Cihuāyāōtl. Enemy of women.
Ca cihuāyāōtl inōn chachalacani. That argumentative babbler is an enemy of women.
Mātepitōneh. Someone with small hands.
In mātepitōneh tēca mocayāhua. The small-handed man deceives people.
Ahquetzqui. Impudent, brazenly arrogant.
In ahquetzqui quicemmana īyāōuh in tlacatlahtōlli. The arrogant prick spreads gossip about his opponent.
Ahquimatini. “Know-nothing,” a willfully ignorant person.
Mā oc cencah tleh ticmomachītia in ahquimatini. Be especially cautious of the dumbass.

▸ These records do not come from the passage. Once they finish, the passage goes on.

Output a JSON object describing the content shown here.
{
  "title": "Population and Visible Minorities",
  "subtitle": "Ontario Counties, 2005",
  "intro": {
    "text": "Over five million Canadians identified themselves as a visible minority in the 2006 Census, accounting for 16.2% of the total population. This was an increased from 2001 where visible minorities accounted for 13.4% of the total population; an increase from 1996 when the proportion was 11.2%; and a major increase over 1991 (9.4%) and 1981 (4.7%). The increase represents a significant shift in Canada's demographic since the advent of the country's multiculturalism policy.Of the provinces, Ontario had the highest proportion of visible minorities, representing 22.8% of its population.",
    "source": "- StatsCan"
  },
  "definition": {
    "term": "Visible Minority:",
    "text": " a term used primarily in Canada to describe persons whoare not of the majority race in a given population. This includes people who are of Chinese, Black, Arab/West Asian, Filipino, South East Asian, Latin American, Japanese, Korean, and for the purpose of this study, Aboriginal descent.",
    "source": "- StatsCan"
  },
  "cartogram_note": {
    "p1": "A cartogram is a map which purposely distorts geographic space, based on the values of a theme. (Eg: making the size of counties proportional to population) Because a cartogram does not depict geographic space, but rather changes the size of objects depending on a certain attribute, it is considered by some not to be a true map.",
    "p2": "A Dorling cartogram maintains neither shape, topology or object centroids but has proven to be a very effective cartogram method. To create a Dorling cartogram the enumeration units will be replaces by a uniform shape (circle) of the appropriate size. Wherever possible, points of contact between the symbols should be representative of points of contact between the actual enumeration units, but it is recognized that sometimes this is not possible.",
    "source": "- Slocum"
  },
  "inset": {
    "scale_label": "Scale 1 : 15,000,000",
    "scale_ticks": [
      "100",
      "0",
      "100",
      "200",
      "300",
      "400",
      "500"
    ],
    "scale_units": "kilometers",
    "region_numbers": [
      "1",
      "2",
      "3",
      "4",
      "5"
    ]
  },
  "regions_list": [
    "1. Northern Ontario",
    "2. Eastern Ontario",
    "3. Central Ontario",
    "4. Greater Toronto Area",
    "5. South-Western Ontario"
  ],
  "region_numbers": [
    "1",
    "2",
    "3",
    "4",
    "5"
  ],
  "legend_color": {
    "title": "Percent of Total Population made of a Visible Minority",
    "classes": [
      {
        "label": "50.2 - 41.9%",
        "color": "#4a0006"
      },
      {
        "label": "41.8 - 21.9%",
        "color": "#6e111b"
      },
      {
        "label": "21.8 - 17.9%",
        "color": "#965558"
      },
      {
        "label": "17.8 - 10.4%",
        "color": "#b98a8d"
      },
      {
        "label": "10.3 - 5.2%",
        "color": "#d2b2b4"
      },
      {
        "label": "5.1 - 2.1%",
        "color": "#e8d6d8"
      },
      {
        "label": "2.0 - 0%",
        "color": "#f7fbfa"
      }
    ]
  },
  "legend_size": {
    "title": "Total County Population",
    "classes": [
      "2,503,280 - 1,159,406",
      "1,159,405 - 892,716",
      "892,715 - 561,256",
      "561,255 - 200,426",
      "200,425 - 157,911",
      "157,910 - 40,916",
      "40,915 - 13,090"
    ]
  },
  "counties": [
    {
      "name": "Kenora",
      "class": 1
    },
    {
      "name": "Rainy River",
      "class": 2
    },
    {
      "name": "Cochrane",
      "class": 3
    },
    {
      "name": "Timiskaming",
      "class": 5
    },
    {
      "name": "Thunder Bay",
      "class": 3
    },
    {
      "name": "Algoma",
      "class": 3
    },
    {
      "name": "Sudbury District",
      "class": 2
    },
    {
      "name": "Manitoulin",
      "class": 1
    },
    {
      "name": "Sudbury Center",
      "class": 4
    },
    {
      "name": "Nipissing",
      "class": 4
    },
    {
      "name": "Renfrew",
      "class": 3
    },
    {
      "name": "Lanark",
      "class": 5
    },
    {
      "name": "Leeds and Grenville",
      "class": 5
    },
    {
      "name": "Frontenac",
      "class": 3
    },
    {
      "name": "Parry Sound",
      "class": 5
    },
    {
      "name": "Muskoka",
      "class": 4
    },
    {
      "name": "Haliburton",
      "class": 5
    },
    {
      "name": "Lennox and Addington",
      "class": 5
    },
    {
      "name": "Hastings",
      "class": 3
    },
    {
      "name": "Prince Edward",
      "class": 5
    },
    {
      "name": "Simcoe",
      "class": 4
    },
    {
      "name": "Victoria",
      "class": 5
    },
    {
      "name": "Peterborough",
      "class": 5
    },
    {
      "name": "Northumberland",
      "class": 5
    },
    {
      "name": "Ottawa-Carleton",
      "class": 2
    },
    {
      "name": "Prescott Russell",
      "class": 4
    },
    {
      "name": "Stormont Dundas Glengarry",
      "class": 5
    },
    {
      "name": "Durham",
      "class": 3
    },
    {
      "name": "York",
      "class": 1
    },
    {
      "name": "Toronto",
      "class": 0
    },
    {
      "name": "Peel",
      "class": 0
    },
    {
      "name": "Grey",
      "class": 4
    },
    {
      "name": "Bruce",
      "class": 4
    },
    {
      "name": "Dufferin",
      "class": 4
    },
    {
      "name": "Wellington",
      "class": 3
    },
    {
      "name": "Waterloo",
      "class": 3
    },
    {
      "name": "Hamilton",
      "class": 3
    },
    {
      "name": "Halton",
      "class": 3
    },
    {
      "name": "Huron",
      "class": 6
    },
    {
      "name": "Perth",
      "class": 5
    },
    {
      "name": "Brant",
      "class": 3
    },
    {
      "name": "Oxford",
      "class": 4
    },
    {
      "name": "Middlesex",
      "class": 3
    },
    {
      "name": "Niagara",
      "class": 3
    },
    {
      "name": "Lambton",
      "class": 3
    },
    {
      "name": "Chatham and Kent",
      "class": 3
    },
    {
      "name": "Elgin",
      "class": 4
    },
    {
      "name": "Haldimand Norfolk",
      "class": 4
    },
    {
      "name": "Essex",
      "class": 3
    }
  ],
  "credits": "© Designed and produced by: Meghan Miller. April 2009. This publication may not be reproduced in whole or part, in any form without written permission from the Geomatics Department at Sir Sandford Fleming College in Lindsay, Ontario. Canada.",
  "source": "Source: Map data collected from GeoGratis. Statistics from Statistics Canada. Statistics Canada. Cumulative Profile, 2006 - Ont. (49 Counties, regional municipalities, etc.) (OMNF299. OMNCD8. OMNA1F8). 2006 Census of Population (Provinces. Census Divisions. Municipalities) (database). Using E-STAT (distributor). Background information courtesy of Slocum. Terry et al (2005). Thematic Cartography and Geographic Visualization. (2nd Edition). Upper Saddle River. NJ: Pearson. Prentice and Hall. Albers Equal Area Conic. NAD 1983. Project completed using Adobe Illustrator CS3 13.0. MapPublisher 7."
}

Motlahēllāzani. One who stirs up hate in others.
In xōchipalli motlahēllāzani, motlahēlmayahuini. The orange one is a scatterer of hate, a spreader of hatred.
In mānel motlācamati, motzol, mohmotz. Though he is rich, he is greedy, ever-grasping.
Tenitl. Barbarous, uncouth.
Ca tenitl, tompotla inōn ahmo cualli oztomēcatl. That bad businessman is uncouth and rude.
Ca yehhuātl in iztlacatini, iztlaccoxoc. HE is the liar, the mendacious one.
Ihciccala. Lewd, lecherous.
In ihyāc huēhueh ihciccala. The nasty old man is a lecher.
Nehnequi. To be envious or full of unsatisfied desires.
Īpampa ītēnyo polihui, mahmana, mozōma, monehnequi. Because his popularity is fading, he’s become troubled, enraged, envious.
Tēmācpalihtōtia. Charm or enchant people in order to rob them blind.
[Note: this one deserves some explanation. The verb comes from “mācpalihtōtia,” which literally means “dance with a dead woman’s arm.” The Aztecs believed that women who died in childbirth were elevated to godhood, and thieves would often dig up their corpses to steal their arms, since those relics supposedly gave them greater power in their criminal deeds.]